Smaller EU retailers selling direct to UK customers face new challenges

8 Jan 2021

From 1 January 2021, EU retailers selling goods directly to UK customers need to navigate new tax laws introduced following the UK’s departure from the EU.

EU businesses are now required to fill in customs forms to sell directly to customers in the UK. A business selling goods directly to UK customers must register for VAT in the UK and account for it to HM Revenue & Customs if the sale value is less than €150 (£135). This is to put an end to overseas sellers posting low-value goods to Britain without accounting for the tax owed.

This change has affected many specialist suppliers and smaller online shops.  Many EU businesses have stopped selling directly to UK customers; others have temporarily halted while they evaluate if this new red tape involved in selling directly to UK customers is worth it. Some EU businesses are keen to continue selling to the UK market and have applied for a UK VAT registration, but are waiting for the approval and so are unable to continue accepting orders from the UK until this is sorted.
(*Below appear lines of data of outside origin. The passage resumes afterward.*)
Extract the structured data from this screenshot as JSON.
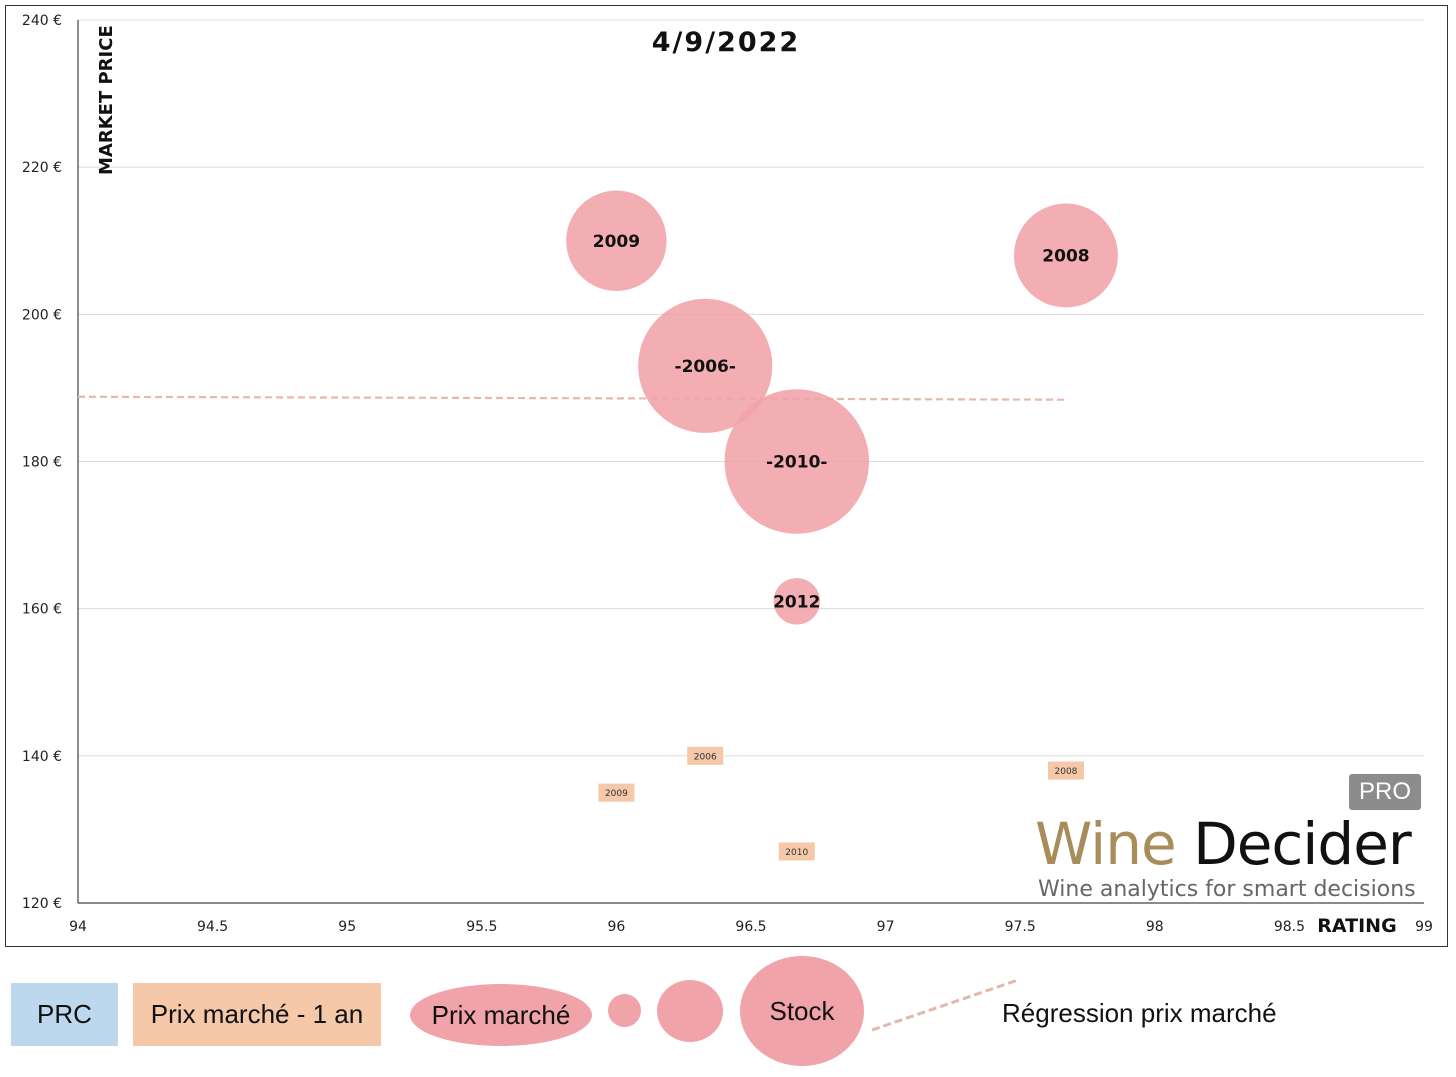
{
  "chart_data": {
    "type": "bubble",
    "title": "4/9/2022",
    "xlabel": "RATING",
    "ylabel": "MARKET PRICE",
    "xlim": [
      94,
      99
    ],
    "ylim": [
      120,
      240
    ],
    "x_ticks": [
      "94",
      "94.5",
      "95",
      "95.5",
      "96",
      "96.5",
      "97",
      "97.5",
      "98",
      "98.5",
      "99"
    ],
    "y_ticks": [
      "120 €",
      "140 €",
      "160 €",
      "180 €",
      "200 €",
      "220 €",
      "240 €"
    ],
    "grid": true,
    "series": [
      {
        "name": "Prix marché",
        "points": [
          {
            "label": "2009",
            "x": 96.0,
            "y": 210,
            "size": 2.8
          },
          {
            "label": "2008",
            "x": 97.67,
            "y": 208,
            "size": 3.0
          },
          {
            "label": "-2006-",
            "x": 96.33,
            "y": 193,
            "size": 5.0
          },
          {
            "label": "-2010-",
            "x": 96.67,
            "y": 180,
            "size": 5.8
          },
          {
            "label": "2012",
            "x": 96.67,
            "y": 161,
            "size": 0.6
          }
        ]
      },
      {
        "name": "Prix marché - 1 an",
        "points": [
          {
            "label": "2006",
            "x": 96.33,
            "y": 140
          },
          {
            "label": "2009",
            "x": 96.0,
            "y": 135
          },
          {
            "label": "2008",
            "x": 97.67,
            "y": 138
          },
          {
            "label": "2010",
            "x": 96.67,
            "y": 127
          }
        ]
      }
    ],
    "regression": {
      "name": "Régression prix marché",
      "x": [
        94,
        97.67
      ],
      "y": [
        188.8,
        188.4
      ]
    }
  },
  "legend": {
    "prc": "PRC",
    "prix_1an": "Prix marché - 1 an",
    "prix": "Prix marché",
    "stock": "Stock",
    "regression": "Régression prix marché"
  },
  "brand": {
    "badge": "PRO",
    "wine": "Wine",
    "decider": " Decider",
    "tagline": "Wine analytics for smart decisions"
  },
  "colors": {
    "bubble": "#f0a3a8",
    "prev_year": "#f4c8a8",
    "prc": "#bdd7ee",
    "regression": "#e8b8a8",
    "brand_gold": "#a88c5a"
  }
}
From July 2021 a similar VAT rule will be introduced within the EU. However, it will be a simplified version for EU retailers.  They will be able to register in one member state, rather than registering with every country in the EU where they sell. The upshot is that is that it will be less onerous to sell to customers within the EU.  If the EU market is sufficient, this may mean that smaller specialists suppliers may decide not to sell directly to UK customers.